В шесть часов по воскресеньям он ждал меня на рюмочку, и каждое воскресенье от шести до семи мы разговаривали о том, что произошло за прошлую неделю, и обсуждали планы на неделю будущую. Несмотря на свое непредсказуемое настроение, что маятником качалось от депрессии к эйфории, Гарольд был человеком методичным и терпеть не мог, когда что-нибудь мешало нашим посиделкам, которые он называл военными советами. В этот час на телефонные звонки отвечала его жена, записывая, что ему передать и кому перезвонить. Как-то раз при мне у них вышел страшный скандал, поскольку она ворвалась в комнату, чтобы сказать, что собаку сбила машина.
— Могла бы подождать двадцать минут! — взревел он. — Как я теперь могу сосредоточиться на указания Филипу насчет Швеппса?
— Но собака! — рыдала она.
— К черту собаку!
Он несколько минут выговаривал ей, а затем вышел на дорогу и стал рыдать над изуродованным телом своего друга. Наверное, в Гарольде было то, чего не было во мне, он был эмоционален, вспыльчив, порой его прямо-таки распирало от чувств, от гнева или любви, он был хитер и обладал утонченным вкусом. Мы были сходны лишь в одном — в нашей вере в то, что мы сможем сделать все как надо, и это молчаливое соглашение было основой мира между нами и держало нас вместе. Он мог бешено орать на меня, понимая, что я не обижусь, и поскольку я хорошо его знал, то и не обижался. Другие жокеи, тренеры и некоторые журналисты часто говорили мне с различной степенью раздражения или насмешки: “Как ты только с этим миришься”? И я всегда честно отвечал: “Легко”.

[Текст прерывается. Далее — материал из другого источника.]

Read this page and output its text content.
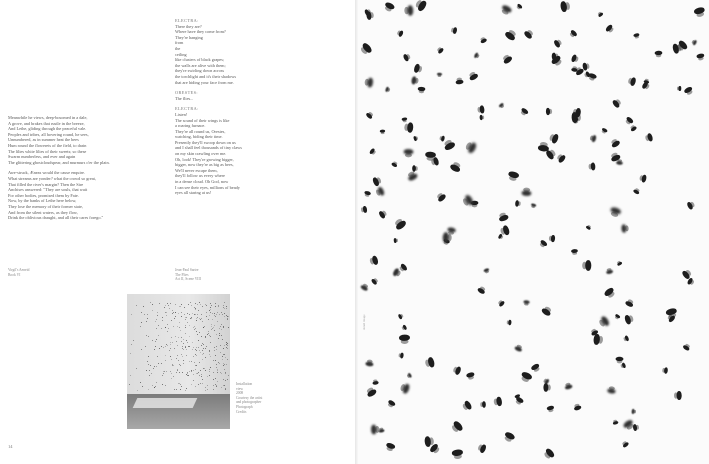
Meanwhile he views, deep-bosomed in a dale,
A grove, and brakes that rustle in the breeze,
And Lethe, gliding through the peaceful vale.
Peoples and tribes, all hovering round, he sees,
Unnumbered, as in summer heat the bees
Hum round the flowerets of the field, to drain
The lilies white lilies of their sweets; so these
Swarm numberless, and ever and again
The glittering ghostcloudspear, and murmurs o'er the plain.
Awe-struck, Æneas would the cause enquire.
What streams are yonder? what the crowd so great,
That filled the river's margin? Then the Sire
Anchises answered: "They are souls, that wait
For other bodies, promised them by Fate.
Now, by the banks of Lethe here below,
They lose the memory of their former state,
And from the silent waters, as they flow,
Drink the oblivious draught, and all their cares forego."
Virgil's Aeneid
Book VI
ELECTRA:
There they are?
Where have they come from?
They're hanging
from
the
ceiling
like clusters of black grapes;
the walls are alive with them;
they're swirling down across
the torchlight and it's their shadows
that are hiding your face from me.
ORESTES:
The flies...
ELECTRA:
Listen!
The sound of their wings is like
a roaring furnace.
They're all round us, Orestes,
watching, biding their time.
Presently they'll swoop down on us
and I shall feel thousands of tiny claws
on my skin crawling over me.
Oh, look! They're growing bigger,
bigger, now they're as big as bees,
We'll never escape them,
they'll follow us every where
in a dense cloud. Oh God, now
I can see their eyes, millions of beady
eyes all staring at us!
Jean-Paul Sartre
The Flies
Act II, Scene VIII
Installation
view
2008
Courtesy the artist
and photographer
Photograph
Credits
14
detail image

В это воскресенье священный час был прерван еще до того, как успел начаться, поскольку у Гарольда был гость. Я вошел в его дом через вход в конюшни. В гостиной-офисе, полной уютного беспорядка, в одном из кресел сидел Виктор Бриггз.
— Филип! — с улыбкой приветствовал меня Гарольд. — Налей себе. Мы как раз собираемся просмотреть вчерашнюю видеозапись. Садись. Готов? Я включаю.
Виктор Бриггз кивнул мне и пожал руку. “Без перчаток”, — подумал я. Холодные бледные сухие руки, в пожатий ничего агрессивного. У него были густые блестящие прямые черные волосы, слегка поднимавшиеся над бровями, образуя мысок посередине лба. Обычно их скрывала широкополая шляпа. Он был без тяжелого синего пальто, в простом темном костюме. Даже сейчас на лице его было замкнутое выражение, словно он боялся выдать свои мысли, но в целом он был явно доволен. Пусть он и не улыбался, но ощущение было такое.
Я открыл банку кока-колы и налил себе в стакан.
— Ты не будешь пить? — спросил Виктор Бриггз.
— Шампанское, — сказал Гарольд. — Он шампанское пьет, не так ли, Филип?
Гарольд был в прекрасном расположении духа. Его рыжевато-каштановые кудри беспорядочно торчали во все стороны, такие же неукротимые, как и его натура. Гарольду было пятьдесят два, а смотрелся он лет на десять моложе — дородный, крупный, живой, мускулистый, шести футов росту, лицо с сильными, но нечеткими чертами, так что оно казалось скорее круглым, чем острым.